Museo de Arte Abstracto Español, Modern art museum in the medieval Hanging Houses, Cuenca, Spain
The Museo de Arte Abstracto Español is an arts centre in Cuenca, Spain, housed inside the city's famous Hanging Houses, a medieval building complex that juts out from the cliffs above the Huécar River. The exhibition rooms spread across several floors with irregular layouts and wooden beams, giving the modern paintings and sculptures an unexpected setting.
Fernando Zobel opened the museum in 1966, choosing the Hanging Houses, one of Cuenca's most recognizable medieval buildings, to display his collection of Spanish abstract art from the 1950s and 1960s. The Fundación Juan March later took over responsibility for the collection, continuing to develop it over the following decades.
The museum displays works by artists such as Antonio Saura and Manuel Millares, who helped shape a new visual language in Spain during the mid-20th century. Walking through the rooms, visitors can follow how this generation moved away from representational art toward something more raw and direct.

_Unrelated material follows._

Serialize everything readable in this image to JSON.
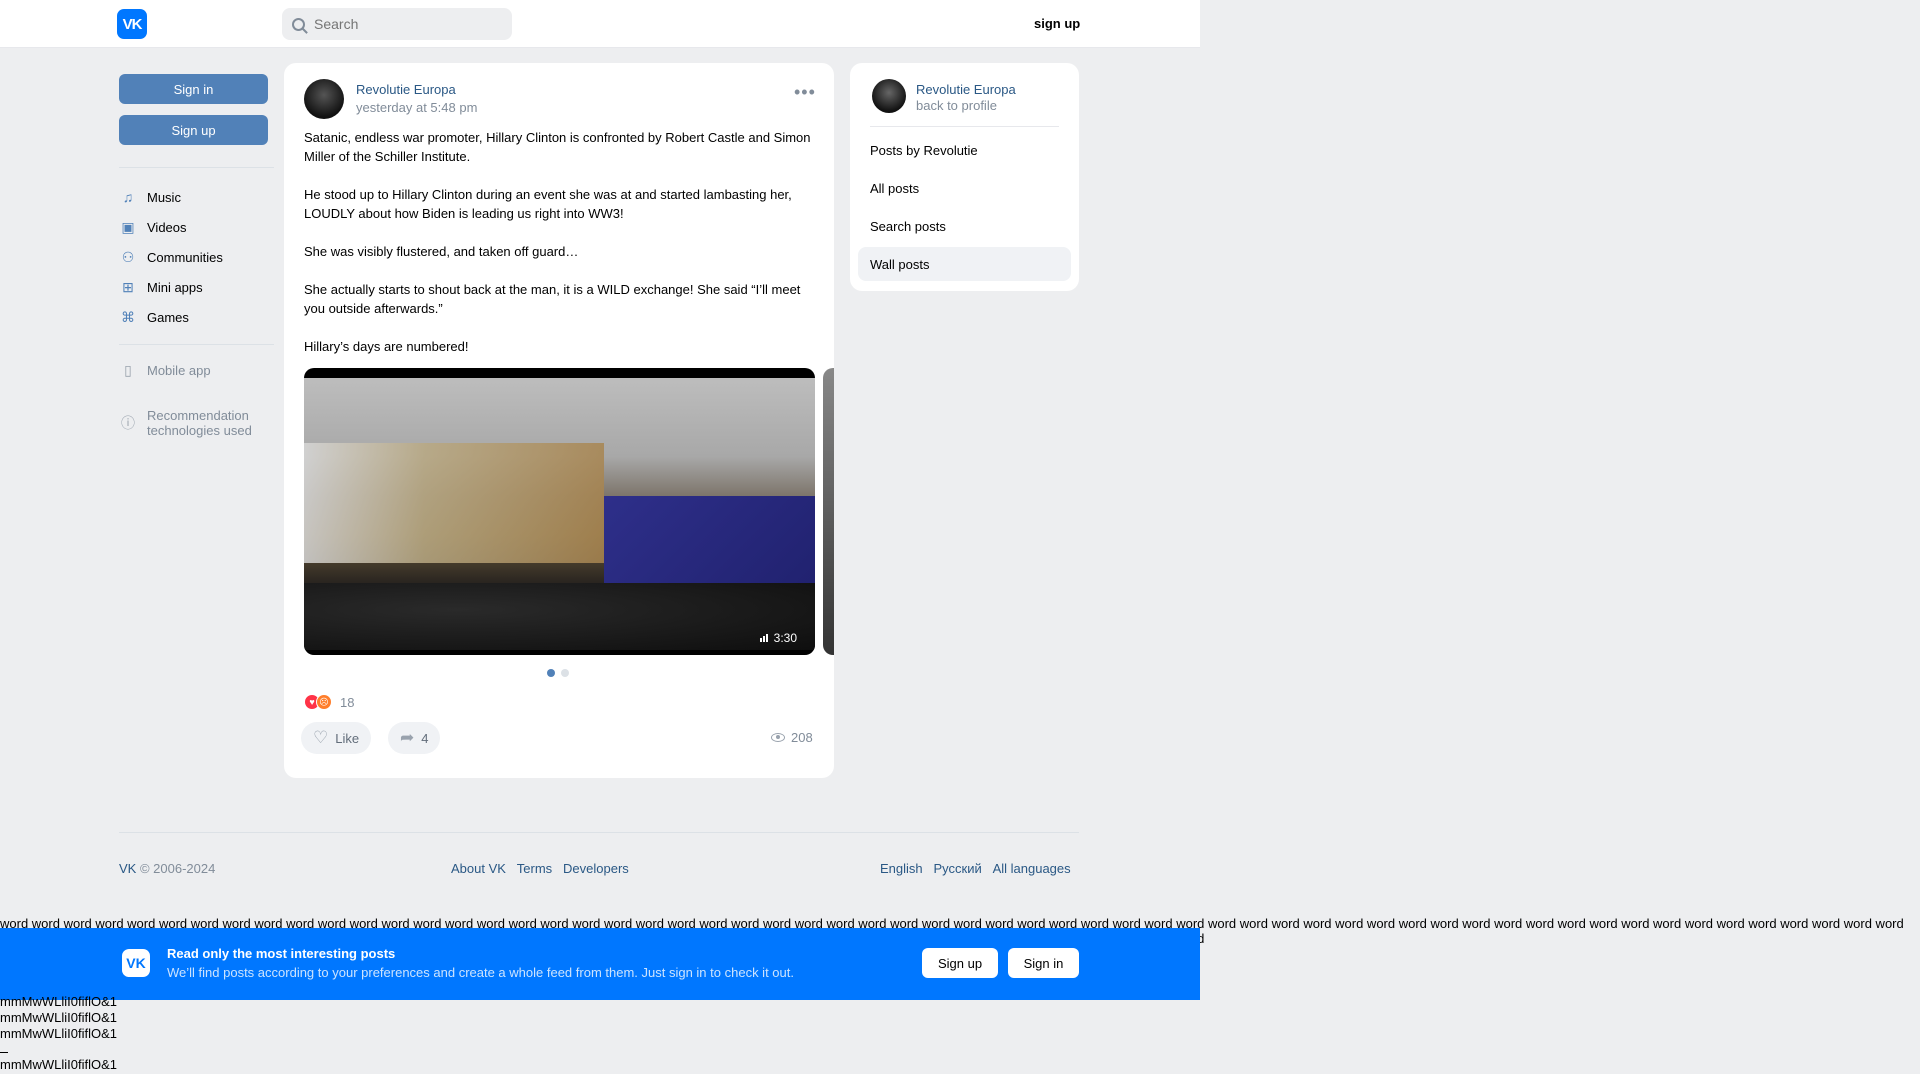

The museum is reached by walking across a footbridge that spans a gorge, which also gives a good view of the outside of the Hanging Houses. Visitors should wear comfortable shoes, as the floors inside the old rooms can be uneven and the connections between levels are via stairs.
Fernando Zobel painted a large mural directly onto one of the museum's walls, and it is still there today. This makes the building one of the few places where a founder's own work is permanently part of the structure itself, not just displayed inside it.